The TM Forum is a standards organization for the communications industry. Rather than defining standards for particular network technologies, TM Forum is most interested in how to manage the processes across the entire service provider’s business. Their approach to modeling the communications problem domain divides the space into processes (eTOM), data (SID), applications (TAM), and integration. TM Forum has gained wide acceptance in the industry, and it has become the only game in town at the size and scale of its membership and audience.

What are eTOM and SID?

The business process framework and information framework together serve as an analysis model. They provide a common vocabulary and model for conceptualizing the communications problem space. As with any standards organization, the specifications are an amalgam of contributions from its diverse membership, and the result is formed by consensus.

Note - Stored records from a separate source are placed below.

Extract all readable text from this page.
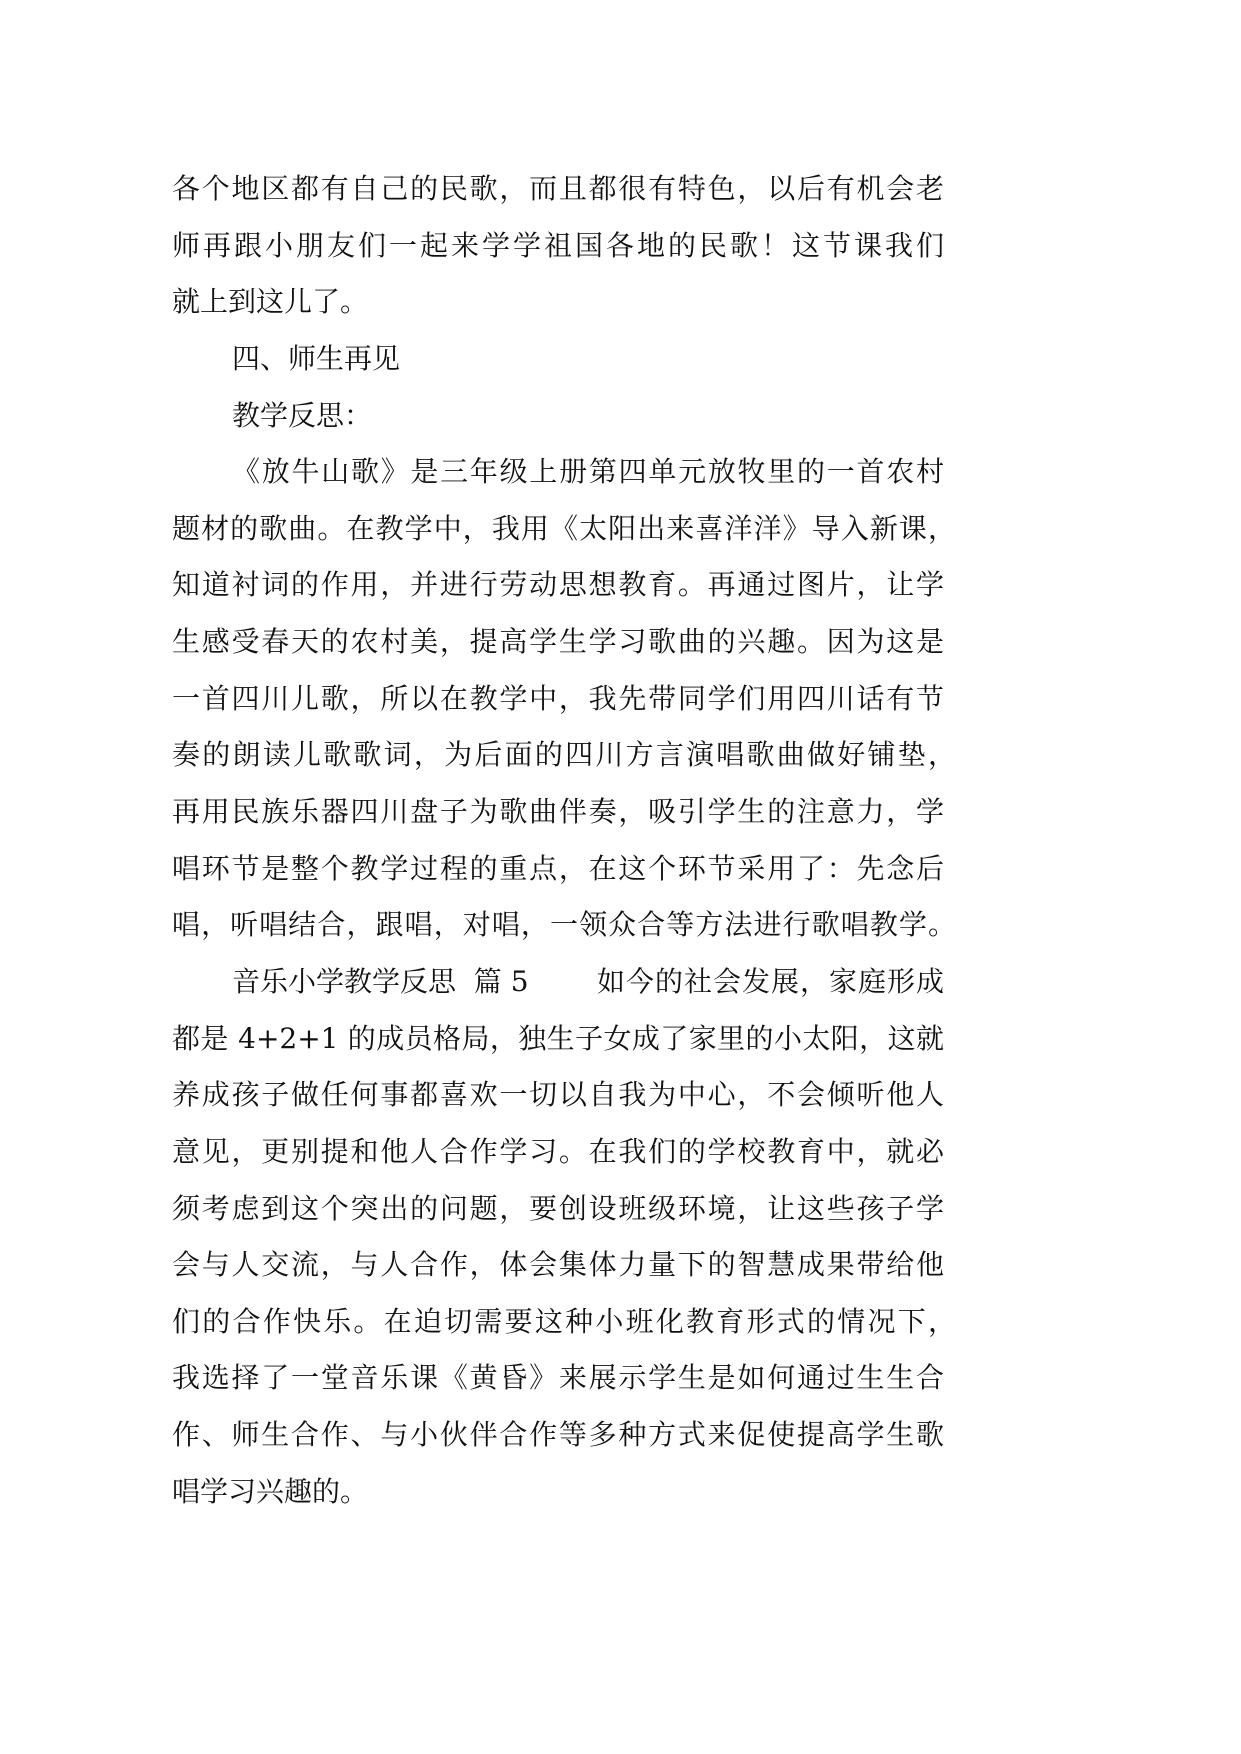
各个地区都有自己的民歌，而且都很有特色，以后有机会老
师再跟小朋友们一起来学学祖国各地的民歌！这节课我们
就上到这儿了。
四、师生再见
教学反思：
《放牛山歌》是三年级上册第四单元放牧里的一首农村
题材的歌曲。在教学中，我用《太阳出来喜洋洋》导入新课，
知道衬词的作用，并进行劳动思想教育。再通过图片，让学
生感受春天的农村美，提高学生学习歌曲的兴趣。因为这是
一首四川儿歌，所以在教学中，我先带同学们用四川话有节
奏的朗读儿歌歌词，为后面的四川方言演唱歌曲做好铺垫，
再用民族乐器四川盘子为歌曲伴奏，吸引学生的注意力，学
唱环节是整个教学过程的重点，在这个环节采用了：先念后
唱，听唱结合，跟唱，对唱，一领众合等方法进行歌唱教学。
音乐小学教学反思  篇 5 如今的社会发展，家庭形成
都是 4+2+1 的成员格局，独生子女成了家里的小太阳，这就
养成孩子做任何事都喜欢一切以自我为中心，不会倾听他人
意见，更别提和他人合作学习。在我们的学校教育中，就必
须考虑到这个突出的问题，要创设班级环境，让这些孩子学
会与人交流，与人合作，体会集体力量下的智慧成果带给他
们的合作快乐。在迫切需要这种小班化教育形式的情况下，
我选择了一堂音乐课《黄昏》来展示学生是如何通过生生合
作、师生合作、与小伙伴合作等多种方式来促使提高学生歌
唱学习兴趣的。
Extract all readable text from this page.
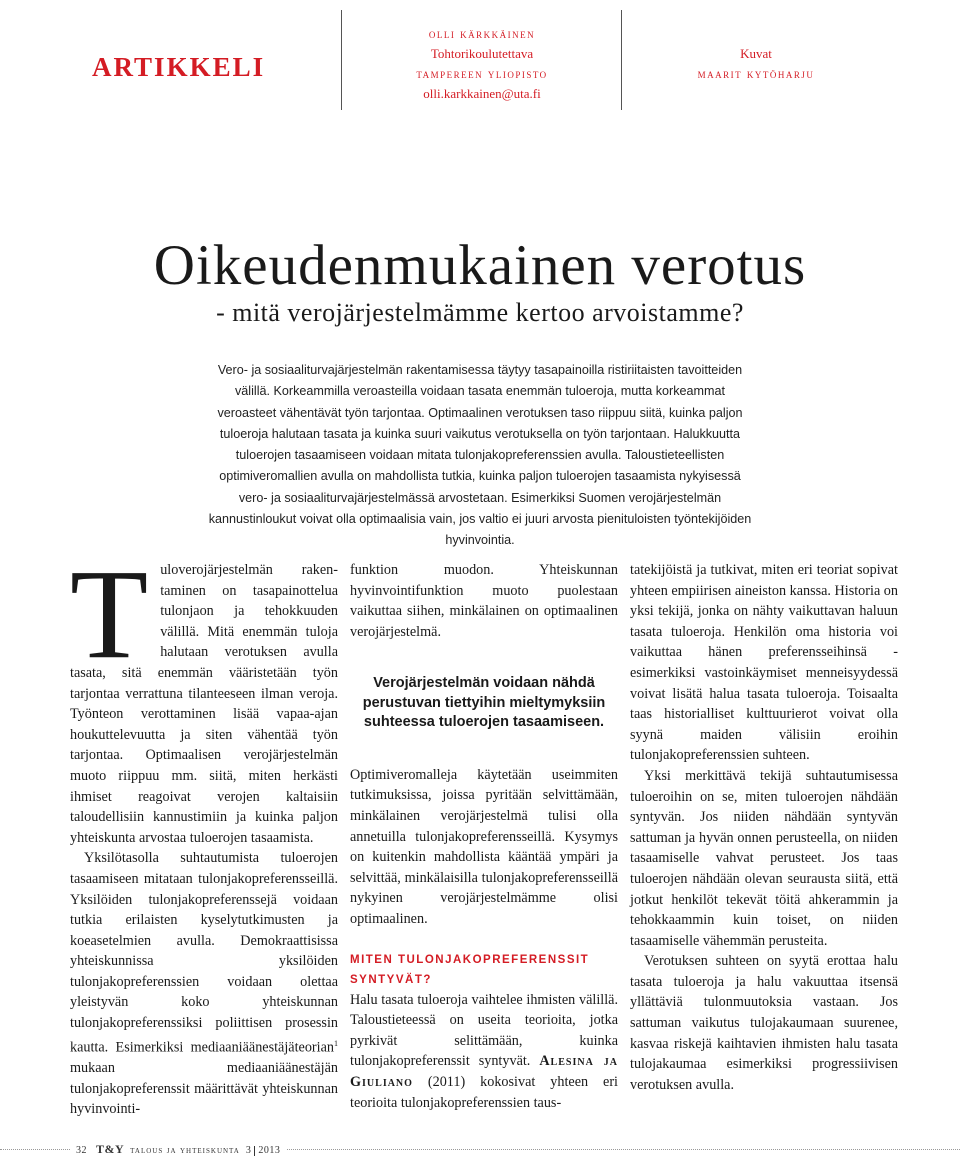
ARTIKKELI
olli kärkkäinen
Tohtorikoulutettava
tampereen yliopisto
olli.karkkainen@uta.fi
Kuvat
maarit kytöharju
Oikeudenmukainen verotus
- mitä verojärjestelmämme kertoo arvoistamme?
Vero- ja sosiaaliturvajärjestelmän rakentamisessa täytyy tasapainoilla ristiriitaisten tavoitteiden välillä. Korkeammilla veroasteilla voidaan tasata enemmän tuloeroja, mutta korkeammat veroasteet vähentävät työn tarjontaa. Optimaalinen verotuksen taso riippuu siitä, kuinka paljon tuloeroja halutaan tasata ja kuinka suuri vaikutus verotuksella on työn tarjontaan. Halukkuutta tuloerojen tasaamiseen voidaan mitata tulonjakopreferenssien avulla. Taloustieteellisten optimiveromallien avulla on mahdollista tutkia, kuinka paljon tuloerojen tasaamista nykyisessä vero- ja sosiaaliturvajärjestelmässä arvostetaan. Esimerkiksi Suomen verojärjestelmän kannustinloukut voivat olla optimaalisia vain, jos valtio ei juuri arvosta pienituloisten työntekijöiden hyvinvointia.

Tuloverojärjestelmän raken-taminen on tasapainottelua tulonjaon ja tehokkuuden välillä. Mitä enemmän tuloja halutaan verotuksen avulla tasata, sitä enemmän vääristetään työn tarjontaa verrattuna tilanteeseen ilman veroja. Työnteon verottaminen lisää vapaa-ajan houkuttelevuutta ja siten vähentää työn tarjontaa. Optimaalisen verojärjestelmän muoto riippuu mm. siitä, miten herkästi ihmiset reagoivat verojen kaltaisiin taloudellisiin kannustimiin ja kuinka paljon yhteiskunta arvostaa tuloerojen tasaamista.

Yksilötasolla suhtautumista tuloerojen tasaamiseen mitataan tulonjakopreferensseillä. Yksilöiden tulonjakopreferenssejä voidaan tutkia erilaisten kyselytutkimusten ja koeasetelmien avulla. Demokraattisissa yhteiskunnissa yksilöiden tulonjakopreferenssien voidaan olettaa yleistyvän koko yhteiskunnan tulonjakopreferenssiksi poliittisen prosessin kautta. Esimerkiksi mediaaniäänestäjäteorian$^1$ mukaan mediaaniäänestäjän tulonjakopreferenssit määrittävät yhteiskunnan hyvinvointi-

funktion muodon. Yhteiskunnan hyvinvointifunktion muoto puolestaan vaikuttaa siihen, minkälainen on optimaalinen verojärjestelmä.

Verojärjestelmän voidaan nähdä perustuvan tiettyihin mieltymyksiin suhteessa tuloerojen tasaamiseen.

Optimiveromalleja käytetään useimmiten tutkimuksissa, joissa pyritään selvittämään, minkälainen verojärjestelmä tulisi olla annetuilla tulonjakopreferensseillä. Kysymys on kuitenkin mahdollista kääntää ympäri ja selvittää, minkälaisilla tulonjakopreferensseillä nykyinen verojärjestelmämme olisi optimaalinen.

MITEN TULONJAKOPREFERENSSIT SYNTYVÄT?

Halu tasata tuloeroja vaihtelee ihmisten välillä. Taloustieteessä on useita teorioita, jotka pyrkivät selittämään, kuinka tulonjakopreferenssit syntyvät. Alesina ja Giuliano (2011) kokosivat yhteen eri teorioita tulonjakopreferenssien taus-

tatekijöistä ja tutkivat, miten eri teoriat sopivat yhteen empiirisen aineiston kanssa. Historia on yksi tekijä, jonka on nähty vaikuttavan haluun tasata tuloeroja. Henkilön oma historia voi vaikuttaa hänen preferensseihinsä - esimerkiksi vastoinkäymiset menneisyydessä voivat lisätä halua tasata tuloeroja. Toisaalta taas historialliset kulttuurierot voivat olla syynä maiden välisiin eroihin tulonjakopreferenssien suhteen.

Yksi merkittävä tekijä suhtautumisessa tuloeroihin on se, miten tuloerojen nähdään syntyvän. Jos niiden nähdään syntyvän sattuman ja hyvän onnen perusteella, on niiden tasaamiselle vahvat perusteet. Jos taas tuloerojen nähdään olevan seurausta siitä, että jotkut henkilöt tekevät töitä ahkerammin ja tehokkaammin kuin toiset, on niiden tasaamiselle vähemmän perusteita.

Verotuksen suhteen on syytä erottaa halu tasata tuloeroja ja halu vakuuttaa itsensä yllättäviä tulonmuutoksia vastaan. Jos sattuman vaikutus tulojakaumaan suurenee, kasvaa riskejä kaihtavien ihmisten halu tasata tulojakaumaa esimerkiksi progressiivisen verotuksen avulla.

32 T&Y talous ja yhteiskunta 3 2013
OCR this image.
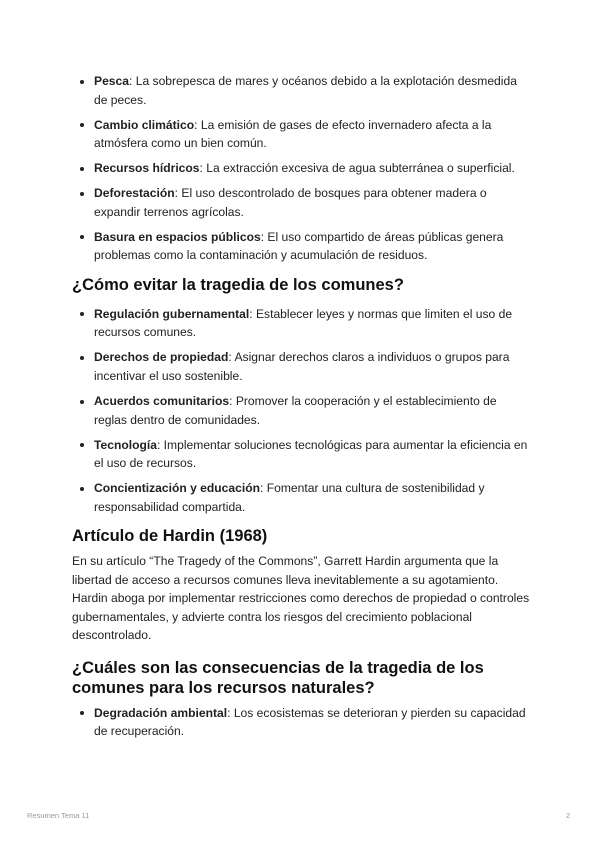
Pesca: La sobrepesca de mares y océanos debido a la explotación desmedida de peces.
Cambio climático: La emisión de gases de efecto invernadero afecta a la atmósfera como un bien común.
Recursos hídricos: La extracción excesiva de agua subterránea o superficial.
Deforestación: El uso descontrolado de bosques para obtener madera o expandir terrenos agrícolas.
Basura en espacios públicos: El uso compartido de áreas públicas genera problemas como la contaminación y acumulación de residuos.
¿Cómo evitar la tragedia de los comunes?
Regulación gubernamental: Establecer leyes y normas que limiten el uso de recursos comunes.
Derechos de propiedad: Asignar derechos claros a individuos o grupos para incentivar el uso sostenible.
Acuerdos comunitarios: Promover la cooperación y el establecimiento de reglas dentro de comunidades.
Tecnología: Implementar soluciones tecnológicas para aumentar la eficiencia en el uso de recursos.
Concientización y educación: Fomentar una cultura de sostenibilidad y responsabilidad compartida.
Artículo de Hardin (1968)

En su artículo “The Tragedy of the Commons”, Garrett Hardin argumenta que la libertad de acceso a recursos comunes lleva inevitablemente a su agotamiento. Hardin aboga por implementar restricciones como derechos de propiedad o controles gubernamentales, y advierte contra los riesgos del crecimiento poblacional descontrolado.

¿Cuáles son las consecuencias de la tragedia de los comunes para los recursos naturales?
Degradación ambiental: Los ecosistemas se deterioran y pierden su capacidad de recuperación.
Resumen Tema 11	2
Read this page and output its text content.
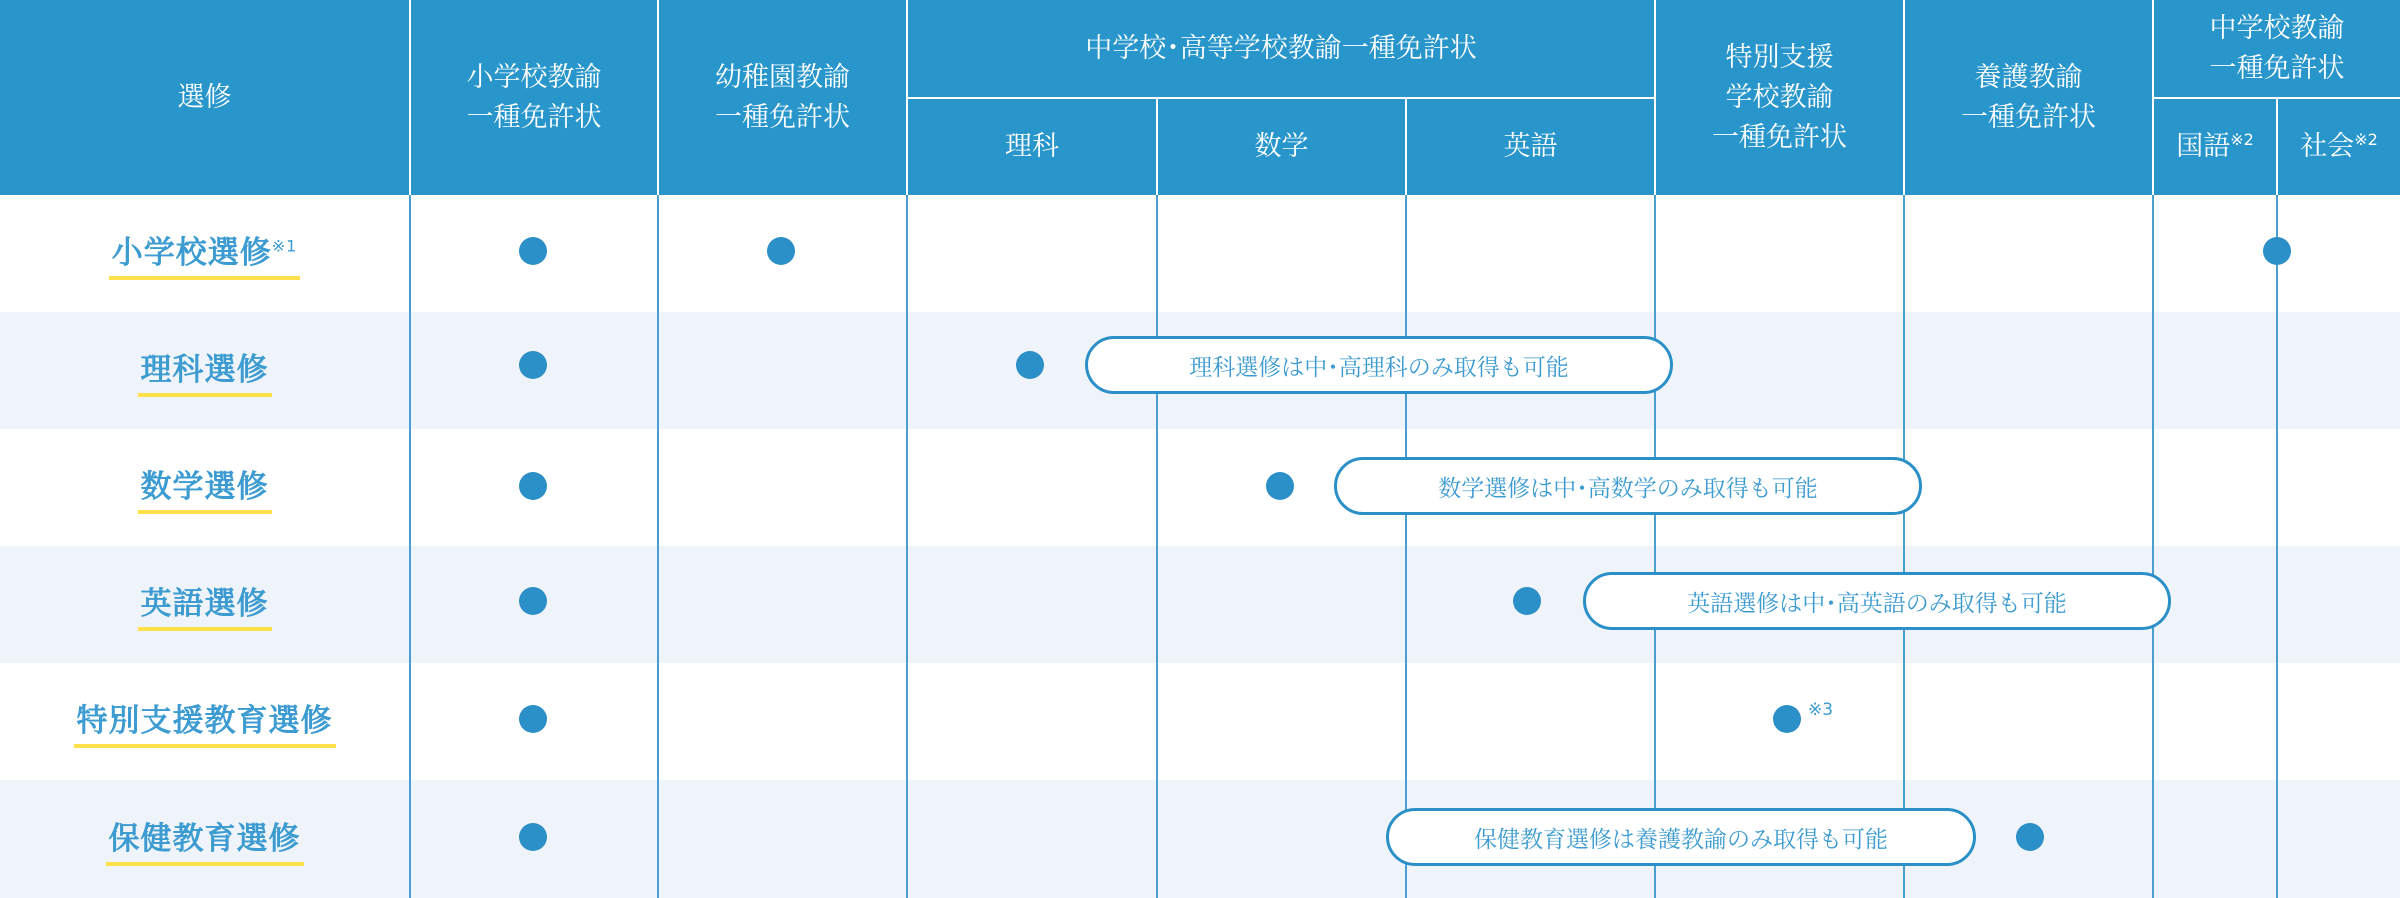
選修
小学校教諭
一種免許状
幼稚園教諭
一種免許状
中学校･高等学校教諭一種免許状
理科	数学	英語
特別支援
学校教諭
一種免許状
養護教諭
一種免許状
中学校教諭
一種免許状
国語$^{※2}$ 社会$^{※2}$
小学校選修$^{※1}$
理科選修
数学選修
英語選修
特別支援教育選修
保健教育選修
理科選修は中･高理科のみ取得も可能
数学選修は中･高数学のみ取得も可能
英語選修は中･高英語のみ取得も可能
※3
保健教育選修は養護教諭のみ取得も可能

The business process framework (eTOM) decomposes the business starting at the macro level and explores the parts at more granular levels of activities. Processes are described in terms of the actors, roles, responsibilities, goals, and the types of relevant information involved. There is no presumption of whether activities are performed by humans or automated systems.

The information framework (SID) decomposes the data into the product, service, and resource domains. Each domain is a model of entities and relationships presented as an object model using UML as the notation. The product domain is concerned with customer-facing and commercial interests. The service domain is concerned with abstracting the network resources into capabilities that can be parameterized for commercialization and that are of value to deliver to subscribers. The resource domain is concerned with the networks that enable services to be delivered.

What is wrong with TM Forum SID

As an analysis model, the eTOM and SID do a decent job to help people understand the problem space. However, these standards are problematic, because proponents promote them as being detailed and precise enough to be considered design models that can be translated directly into a software implementation. More accurately the framework is promoted as a starting point, which implies the ability to extend in a robust manner, and it is this position that I challenge. This position is stated in principle and demonstrated in practice through code generation tools. The separation of behavioral and structural modeling seems like a natural approach to organizing concepts, but at the level of detail to design software behavior and data need to come together cohesively as transactions. Object-oriented or service-oriented techniques would normally do this.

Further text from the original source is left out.